If weight is too crude a marker of long-term change, body composition can be more useful. However, neither bioelectrical impedance analysis nor skinfold thickness showed a difference between allocation groups, which suggests no global difference in either lean or fat mass or distribution.

We recorded an increased effect of antenatal micronutrient supplementation at birth in girls, and a differential effect might be biologically plausible (eg, through sex-specific DNA methylation),60, 61, 62 but we found no interaction of child sex and anthropometric indices at follow-up. Other trials have been inconclusive. Friis and colleagues reported a marginally significant interaction with length, Stewart and colleagues recorded a non-significant difference in height-for-age Z scores in which boys were taller than girls, and Roberfroid and coworkers found no interaction.

Malnutrition was high. Estimates for the Terai from the 2011 Nepal Demographic and Health Survey suggest that 37% of children under 5 were stunted, 11% wasted, and 30% underweight.

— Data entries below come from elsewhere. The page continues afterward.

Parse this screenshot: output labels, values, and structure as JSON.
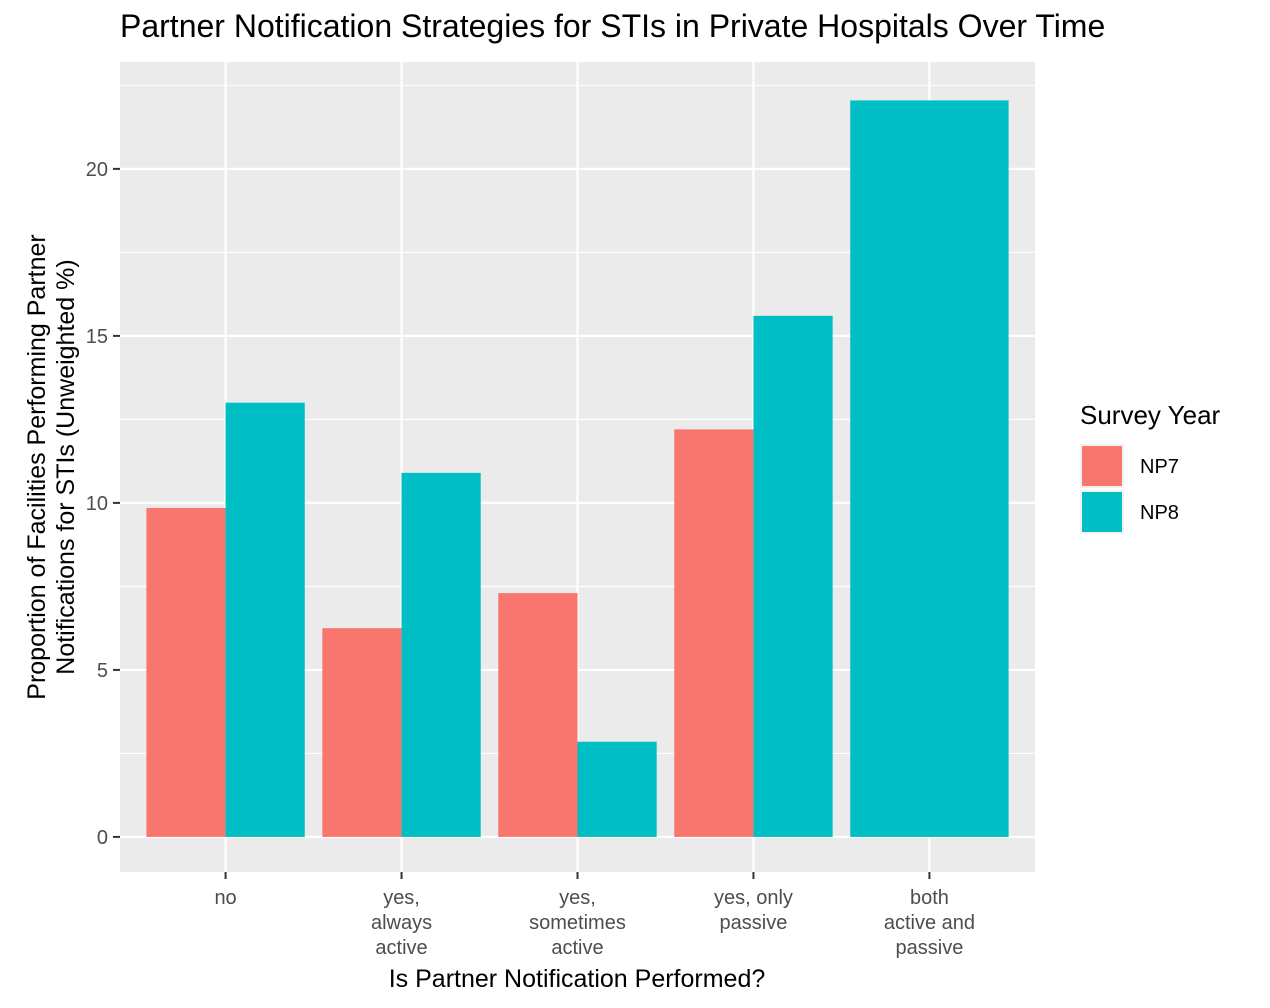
{
  "chart_data": {
    "type": "bar",
    "title": "Partner Notification Strategies for STIs in Private Hospitals Over Time",
    "xlabel": "Is Partner Notification Performed?",
    "ylabel_lines": [
      "Proportion of Facilities Performing Partner",
      "Notifications for STIs (Unweighted %)"
    ],
    "categories": [
      [
        "no"
      ],
      [
        "yes,",
        "always",
        "active"
      ],
      [
        "yes,",
        "sometimes",
        "active"
      ],
      [
        "yes, only",
        "passive"
      ],
      [
        "both",
        "active and",
        "passive"
      ]
    ],
    "series": [
      {
        "name": "NP7",
        "color": "#F8766D",
        "values": [
          9.85,
          6.25,
          7.3,
          12.2,
          null
        ]
      },
      {
        "name": "NP8",
        "color": "#00BFC4",
        "values": [
          13.0,
          10.9,
          2.85,
          15.6,
          22.05
        ]
      }
    ],
    "ylim": [
      -1.05,
      23.2
    ],
    "yticks": [
      0,
      5,
      10,
      15,
      20
    ],
    "grid": true,
    "panel_background": "#EBEBEB",
    "legend": {
      "title": "Survey Year",
      "position": "right"
    }
  }
}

We found a 23% higher estimate of low BMI as an index of underweight. The fact that our children were older raises concerns about further deterioration in nutritional status beyond the age of 5 years. Although growth failure is greatest in early life, there seems to be some scope for catch-up in height.

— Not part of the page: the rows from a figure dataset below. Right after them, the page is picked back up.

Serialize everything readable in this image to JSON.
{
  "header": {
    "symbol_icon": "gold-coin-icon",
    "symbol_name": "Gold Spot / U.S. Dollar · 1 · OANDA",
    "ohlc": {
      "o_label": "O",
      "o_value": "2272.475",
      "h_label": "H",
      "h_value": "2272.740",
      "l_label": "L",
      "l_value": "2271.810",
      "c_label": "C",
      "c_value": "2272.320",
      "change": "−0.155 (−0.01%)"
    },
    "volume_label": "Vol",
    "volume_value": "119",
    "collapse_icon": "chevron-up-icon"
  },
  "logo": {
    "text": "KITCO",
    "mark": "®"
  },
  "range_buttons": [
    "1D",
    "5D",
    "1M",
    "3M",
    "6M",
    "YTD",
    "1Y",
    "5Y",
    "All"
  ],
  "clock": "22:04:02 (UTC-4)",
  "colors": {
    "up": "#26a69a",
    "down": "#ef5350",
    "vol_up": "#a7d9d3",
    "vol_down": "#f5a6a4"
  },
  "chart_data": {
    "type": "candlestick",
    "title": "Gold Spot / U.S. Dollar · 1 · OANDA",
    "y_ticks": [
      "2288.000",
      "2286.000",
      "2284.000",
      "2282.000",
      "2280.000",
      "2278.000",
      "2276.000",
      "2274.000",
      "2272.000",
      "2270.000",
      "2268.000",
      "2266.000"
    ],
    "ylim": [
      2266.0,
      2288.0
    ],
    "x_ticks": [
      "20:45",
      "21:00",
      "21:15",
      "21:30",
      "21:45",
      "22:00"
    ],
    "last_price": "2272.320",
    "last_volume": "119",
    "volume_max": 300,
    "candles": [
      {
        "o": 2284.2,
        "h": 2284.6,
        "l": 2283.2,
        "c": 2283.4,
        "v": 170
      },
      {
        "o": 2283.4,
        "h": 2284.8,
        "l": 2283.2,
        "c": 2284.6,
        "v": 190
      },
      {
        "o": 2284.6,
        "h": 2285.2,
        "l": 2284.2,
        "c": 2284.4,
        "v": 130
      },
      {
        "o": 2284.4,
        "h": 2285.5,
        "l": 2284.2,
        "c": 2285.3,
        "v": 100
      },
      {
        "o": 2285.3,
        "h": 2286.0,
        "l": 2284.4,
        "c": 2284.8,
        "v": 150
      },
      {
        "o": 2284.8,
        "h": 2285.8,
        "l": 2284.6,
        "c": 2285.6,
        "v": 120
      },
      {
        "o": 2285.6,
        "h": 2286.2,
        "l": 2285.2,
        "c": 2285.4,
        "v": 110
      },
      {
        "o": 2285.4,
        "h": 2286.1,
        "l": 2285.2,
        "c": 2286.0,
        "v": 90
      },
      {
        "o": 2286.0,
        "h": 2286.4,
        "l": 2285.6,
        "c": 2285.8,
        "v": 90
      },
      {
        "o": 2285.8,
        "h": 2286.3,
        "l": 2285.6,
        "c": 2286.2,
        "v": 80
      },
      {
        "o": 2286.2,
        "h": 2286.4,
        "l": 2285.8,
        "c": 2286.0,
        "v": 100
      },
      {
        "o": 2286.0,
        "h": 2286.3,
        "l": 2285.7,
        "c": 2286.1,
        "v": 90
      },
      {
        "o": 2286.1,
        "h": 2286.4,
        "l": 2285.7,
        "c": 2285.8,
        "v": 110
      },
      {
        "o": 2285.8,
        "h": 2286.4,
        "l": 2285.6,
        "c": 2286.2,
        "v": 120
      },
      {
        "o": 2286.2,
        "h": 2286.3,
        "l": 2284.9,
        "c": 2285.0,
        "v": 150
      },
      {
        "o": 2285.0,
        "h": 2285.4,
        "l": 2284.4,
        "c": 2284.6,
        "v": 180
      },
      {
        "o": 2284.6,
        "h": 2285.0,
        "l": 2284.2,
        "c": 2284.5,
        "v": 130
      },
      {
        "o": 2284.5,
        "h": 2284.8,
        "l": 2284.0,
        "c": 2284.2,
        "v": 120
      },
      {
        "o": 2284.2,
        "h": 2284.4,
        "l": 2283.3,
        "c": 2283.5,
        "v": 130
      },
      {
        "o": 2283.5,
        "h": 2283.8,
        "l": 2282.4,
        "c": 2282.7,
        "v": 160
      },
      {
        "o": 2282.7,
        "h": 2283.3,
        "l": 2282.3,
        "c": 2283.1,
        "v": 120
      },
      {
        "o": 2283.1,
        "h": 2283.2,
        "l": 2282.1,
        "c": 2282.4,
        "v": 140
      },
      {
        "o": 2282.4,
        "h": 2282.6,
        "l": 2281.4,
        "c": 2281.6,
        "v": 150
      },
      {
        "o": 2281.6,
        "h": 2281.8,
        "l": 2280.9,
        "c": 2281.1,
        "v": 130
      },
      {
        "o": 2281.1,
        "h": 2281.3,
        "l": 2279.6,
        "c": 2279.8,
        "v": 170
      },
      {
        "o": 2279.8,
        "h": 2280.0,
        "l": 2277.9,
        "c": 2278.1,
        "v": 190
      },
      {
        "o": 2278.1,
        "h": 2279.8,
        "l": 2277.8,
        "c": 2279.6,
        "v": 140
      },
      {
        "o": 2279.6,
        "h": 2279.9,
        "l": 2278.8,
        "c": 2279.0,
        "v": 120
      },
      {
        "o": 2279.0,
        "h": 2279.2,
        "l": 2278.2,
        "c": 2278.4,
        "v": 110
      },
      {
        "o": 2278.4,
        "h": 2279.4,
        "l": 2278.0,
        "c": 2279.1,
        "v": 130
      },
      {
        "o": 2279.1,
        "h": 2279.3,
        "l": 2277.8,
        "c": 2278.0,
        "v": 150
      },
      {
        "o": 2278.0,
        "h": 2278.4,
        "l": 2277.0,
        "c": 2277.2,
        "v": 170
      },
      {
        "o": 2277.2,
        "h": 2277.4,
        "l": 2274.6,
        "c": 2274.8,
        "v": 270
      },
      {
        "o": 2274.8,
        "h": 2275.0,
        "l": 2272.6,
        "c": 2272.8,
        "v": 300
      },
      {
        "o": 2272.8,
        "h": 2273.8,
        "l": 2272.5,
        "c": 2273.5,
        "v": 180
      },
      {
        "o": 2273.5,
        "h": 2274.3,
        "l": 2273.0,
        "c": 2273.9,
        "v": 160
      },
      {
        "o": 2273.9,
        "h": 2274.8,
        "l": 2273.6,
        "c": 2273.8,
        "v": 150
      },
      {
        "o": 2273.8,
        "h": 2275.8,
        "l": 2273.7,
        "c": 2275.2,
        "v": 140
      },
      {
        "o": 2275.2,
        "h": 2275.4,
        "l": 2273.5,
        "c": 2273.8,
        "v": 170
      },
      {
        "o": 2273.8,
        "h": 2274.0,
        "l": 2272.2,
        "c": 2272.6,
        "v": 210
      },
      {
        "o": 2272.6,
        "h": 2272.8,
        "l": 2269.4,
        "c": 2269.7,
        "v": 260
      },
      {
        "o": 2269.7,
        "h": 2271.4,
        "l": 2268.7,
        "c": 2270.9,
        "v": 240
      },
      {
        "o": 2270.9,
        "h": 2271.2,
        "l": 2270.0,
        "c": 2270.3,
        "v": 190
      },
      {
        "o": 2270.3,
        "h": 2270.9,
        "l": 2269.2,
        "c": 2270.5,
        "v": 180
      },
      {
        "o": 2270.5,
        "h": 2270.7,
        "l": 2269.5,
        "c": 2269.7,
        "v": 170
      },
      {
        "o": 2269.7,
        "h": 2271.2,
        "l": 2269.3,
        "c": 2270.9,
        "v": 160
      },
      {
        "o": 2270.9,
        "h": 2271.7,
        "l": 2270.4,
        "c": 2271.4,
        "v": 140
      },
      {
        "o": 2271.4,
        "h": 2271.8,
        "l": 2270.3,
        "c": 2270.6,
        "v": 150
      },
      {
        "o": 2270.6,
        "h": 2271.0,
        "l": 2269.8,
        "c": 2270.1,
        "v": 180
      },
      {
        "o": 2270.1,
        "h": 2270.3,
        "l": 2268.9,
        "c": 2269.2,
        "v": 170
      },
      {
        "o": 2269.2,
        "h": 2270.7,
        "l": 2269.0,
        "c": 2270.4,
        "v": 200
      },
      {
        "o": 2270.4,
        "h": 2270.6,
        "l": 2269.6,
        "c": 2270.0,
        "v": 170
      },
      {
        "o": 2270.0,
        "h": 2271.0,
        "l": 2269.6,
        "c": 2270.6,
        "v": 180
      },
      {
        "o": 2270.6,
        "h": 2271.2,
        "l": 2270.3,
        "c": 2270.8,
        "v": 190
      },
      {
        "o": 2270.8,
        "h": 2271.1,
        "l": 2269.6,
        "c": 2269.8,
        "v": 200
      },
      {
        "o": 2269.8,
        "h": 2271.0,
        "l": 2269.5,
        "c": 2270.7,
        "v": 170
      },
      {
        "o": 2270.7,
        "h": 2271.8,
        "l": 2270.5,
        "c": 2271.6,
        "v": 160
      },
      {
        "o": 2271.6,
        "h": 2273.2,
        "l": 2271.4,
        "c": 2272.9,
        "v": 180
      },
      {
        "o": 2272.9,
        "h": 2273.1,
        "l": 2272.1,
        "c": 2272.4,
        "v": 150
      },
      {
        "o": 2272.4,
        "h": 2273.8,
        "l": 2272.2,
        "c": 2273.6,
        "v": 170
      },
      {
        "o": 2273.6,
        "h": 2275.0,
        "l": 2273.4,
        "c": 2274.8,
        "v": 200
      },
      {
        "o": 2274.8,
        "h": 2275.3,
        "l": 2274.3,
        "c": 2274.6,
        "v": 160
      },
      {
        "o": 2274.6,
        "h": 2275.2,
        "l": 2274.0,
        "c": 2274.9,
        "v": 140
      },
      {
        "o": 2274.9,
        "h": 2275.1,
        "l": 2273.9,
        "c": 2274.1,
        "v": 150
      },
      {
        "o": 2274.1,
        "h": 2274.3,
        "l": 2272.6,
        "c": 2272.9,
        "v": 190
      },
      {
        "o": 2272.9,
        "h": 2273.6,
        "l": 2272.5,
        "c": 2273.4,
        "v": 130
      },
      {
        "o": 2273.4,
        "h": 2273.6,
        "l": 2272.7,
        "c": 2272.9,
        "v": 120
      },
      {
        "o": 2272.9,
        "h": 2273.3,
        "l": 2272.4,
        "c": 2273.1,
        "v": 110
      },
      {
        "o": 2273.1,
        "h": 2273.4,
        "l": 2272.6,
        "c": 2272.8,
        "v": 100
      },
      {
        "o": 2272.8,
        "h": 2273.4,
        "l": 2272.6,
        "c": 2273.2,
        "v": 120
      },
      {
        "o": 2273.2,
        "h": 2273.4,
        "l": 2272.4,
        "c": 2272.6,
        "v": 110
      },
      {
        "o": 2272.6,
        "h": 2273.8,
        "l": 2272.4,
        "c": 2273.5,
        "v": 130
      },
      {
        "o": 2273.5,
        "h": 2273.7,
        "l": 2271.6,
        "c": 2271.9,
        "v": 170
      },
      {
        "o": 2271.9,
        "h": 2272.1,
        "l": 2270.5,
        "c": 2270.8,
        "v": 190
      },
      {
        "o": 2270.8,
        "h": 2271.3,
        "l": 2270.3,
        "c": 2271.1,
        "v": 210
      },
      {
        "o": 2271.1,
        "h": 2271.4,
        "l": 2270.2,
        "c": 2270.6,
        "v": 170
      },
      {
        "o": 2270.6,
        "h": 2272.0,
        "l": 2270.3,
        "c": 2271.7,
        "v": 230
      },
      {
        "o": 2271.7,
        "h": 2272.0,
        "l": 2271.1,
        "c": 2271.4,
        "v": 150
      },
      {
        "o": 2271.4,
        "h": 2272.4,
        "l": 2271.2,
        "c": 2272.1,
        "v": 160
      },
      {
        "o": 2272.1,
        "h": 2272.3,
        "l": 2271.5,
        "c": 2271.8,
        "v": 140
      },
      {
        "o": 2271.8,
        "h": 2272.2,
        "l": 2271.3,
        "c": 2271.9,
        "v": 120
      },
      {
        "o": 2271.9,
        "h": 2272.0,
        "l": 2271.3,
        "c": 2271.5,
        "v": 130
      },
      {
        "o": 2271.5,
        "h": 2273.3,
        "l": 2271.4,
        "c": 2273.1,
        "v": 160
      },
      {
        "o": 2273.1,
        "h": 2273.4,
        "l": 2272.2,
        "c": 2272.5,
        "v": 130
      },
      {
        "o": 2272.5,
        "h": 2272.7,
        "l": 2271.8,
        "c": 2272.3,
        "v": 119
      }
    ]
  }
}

Weight-for-age and levels of obesity in terms of BMI were low, but fat percentage was relatively high. When we applied reference equations for UK children, the children in our cohort had high fat mass (Z score for fat mass −1·66 and −1·92 for lean mass). This finding is in keeping with the so-called thin–fat phenotype common in the region.67, 68 The effect was determined by relatively high fat mass in boys, with no obvious difference in girls. We noted no difference between the trial groups in morbidity rates. On the basis of parental recall, the data were potentially prone to bias and we were unable to corroborate them reliably with medical records. However, we would expect recall bias to have been similar in both trial groups. The 2·5 mm Hg difference in blood pressure seen at 2·5 years was not sustained at 8·5 years, and there was no difference in kidney dimensions.

Generalisation of the findings might be restricted by non-representative recruitment to the original trial or differential loss to follow-up. Women who chose to participate might have differed systematically from those who did not. Although we adjusted internally for socioeconomic status, rural participants might have been from more affluent groups who could afford to travel to the urban hospital for antenatal care.

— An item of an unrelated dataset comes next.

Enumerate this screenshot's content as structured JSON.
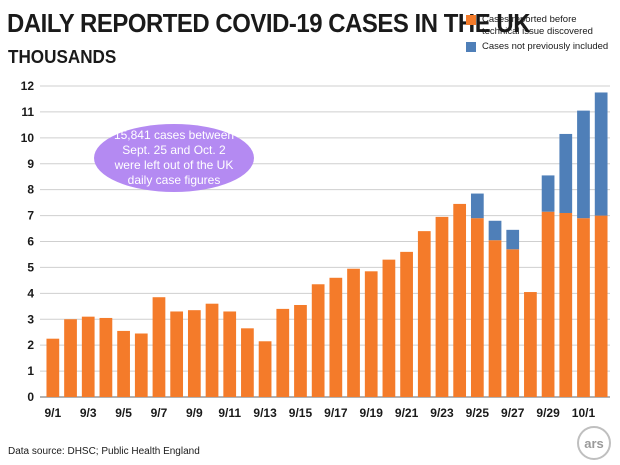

So far, meta-analyses have not resulted in a recommendation on the basis of benefits other than increased birthweight.16, 17, 18, 19, 20 Our supplements began at a minimum 12 weeks' gestation and we await the results of trials investigating periconceptional supplementation. Neither transgenerational nor current environmental influences are likely to be redressed over the course of two trimesters of micronutrient supplementation, but the birthweight advantage might have longer-term health effects. For example, the slower growth of children born in the intervention group compared with children in the control group might be associated with physiological differences that might affect later non-communicable disease. Further research will undoubtedly add to our understanding of gene–environment interactions, but needs to be augmented by cohort follow-up.